Throughout the history of the publishing industry, editors and publishers had to make buy-or-reject decisions based on experience and gut feel.

Welcome to the Age of Big Data.

Crystal ball image from Wikipedia

According to an article in The Telegraph , researchers at Stony Brook University used computers to analyze writing styles and could predict whether a book would be successful with up to 84% accuracy.

Following up on that, Jodie Archer and Matthew L Jockers wrote The Bestseller Code, a book about their algorithm (the “bestseller-o-meter”) that analyzes character, plot, setting, style, and theme to make its predictions. According to an article in BBC Culture, this strangely named algorithm is also highly accurate.

More recently, I read an article in BuiltinAustin about a company in Austin, Texas called that has developed their own algorithm, StoryFit, which they market to publishers.

These algorithms chew on massive amounts of data—thousands of novels—and perform statistical analyses. After being given test data about past novels for which the success or failure results are known, the algorithm “learns,” or at least develops rules, to distinguish best-sellers from flops. You then apply the algorithm to an unpublished manuscript and make a reasonable prediction. A crystal ball for novels.

Could this lead to a world where publishers reject your manuscript because their algorithm said it wouldn’t sell? Or a world where authors could edit their manuscript to add in the aspects such algorithms judge to be indicative of success? Could the writing and publishing of novels be reduced to a numbers game?
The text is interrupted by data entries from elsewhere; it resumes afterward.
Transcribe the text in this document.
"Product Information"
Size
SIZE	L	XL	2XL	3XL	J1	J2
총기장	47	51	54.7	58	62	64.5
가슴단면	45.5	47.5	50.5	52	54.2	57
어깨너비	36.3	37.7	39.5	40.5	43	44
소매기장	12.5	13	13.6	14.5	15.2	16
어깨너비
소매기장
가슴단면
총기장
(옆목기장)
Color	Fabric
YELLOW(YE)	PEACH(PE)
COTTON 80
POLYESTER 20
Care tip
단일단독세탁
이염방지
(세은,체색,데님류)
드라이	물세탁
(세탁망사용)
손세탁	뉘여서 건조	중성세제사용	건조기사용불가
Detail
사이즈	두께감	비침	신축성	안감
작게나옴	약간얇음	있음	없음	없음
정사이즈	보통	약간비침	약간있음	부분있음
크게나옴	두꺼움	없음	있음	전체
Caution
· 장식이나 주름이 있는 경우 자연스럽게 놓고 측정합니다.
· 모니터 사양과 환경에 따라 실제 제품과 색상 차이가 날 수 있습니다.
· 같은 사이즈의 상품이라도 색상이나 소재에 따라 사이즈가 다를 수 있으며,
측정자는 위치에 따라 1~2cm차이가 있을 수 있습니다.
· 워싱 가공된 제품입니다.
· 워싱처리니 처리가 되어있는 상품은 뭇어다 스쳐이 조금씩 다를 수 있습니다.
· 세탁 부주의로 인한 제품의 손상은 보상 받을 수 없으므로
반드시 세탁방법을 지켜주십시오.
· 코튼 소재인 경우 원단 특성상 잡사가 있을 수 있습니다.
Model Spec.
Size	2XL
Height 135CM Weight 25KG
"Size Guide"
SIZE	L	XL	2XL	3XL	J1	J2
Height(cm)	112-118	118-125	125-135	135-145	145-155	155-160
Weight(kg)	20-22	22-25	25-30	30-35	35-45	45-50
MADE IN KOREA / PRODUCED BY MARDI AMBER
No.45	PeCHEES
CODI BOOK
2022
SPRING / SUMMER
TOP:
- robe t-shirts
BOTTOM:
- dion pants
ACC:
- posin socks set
Not quite yet, apparently. The Stony Brook University algorithm struggled to predict the success of books in one genre—historical fiction. Also their algorithm “predicted” Hemingway’s The Old Man and the Sea would flop. Archer and Jockers’ bestseller-o-meter rated The Help by Kathryn Stockett as meh. Further, the novel achieving their algorithm’s highest score (The Circle by Dave Eggers) was a commercial failure.

Certainly, these artificially intelligent systems will improve and get more accurate in the coming years. They’ll identify trends in how the reading public’s tastes are changing. Maybe the algorithms will never be 100% right, and some books they reject will succeed and vice versa. Every now and then, an author tries something new and it sells well despite being unlike the norm. They do call them novels, after all.

As publishers make increasing use of tools that predict a novel’s success, and as authors begin to use similar tools to tune their manuscripts for market success, could it be that overall novel writing will improve? Will that lead to an increase in readership, a renewed clamor for books by the buying public?

I hope so. In the meantime, my new big-data algorithm has just finished analyzing all my previous blog posts, and states there is a 99% probability I’ll conclude this one by signing it—

Poseidon’s Scribe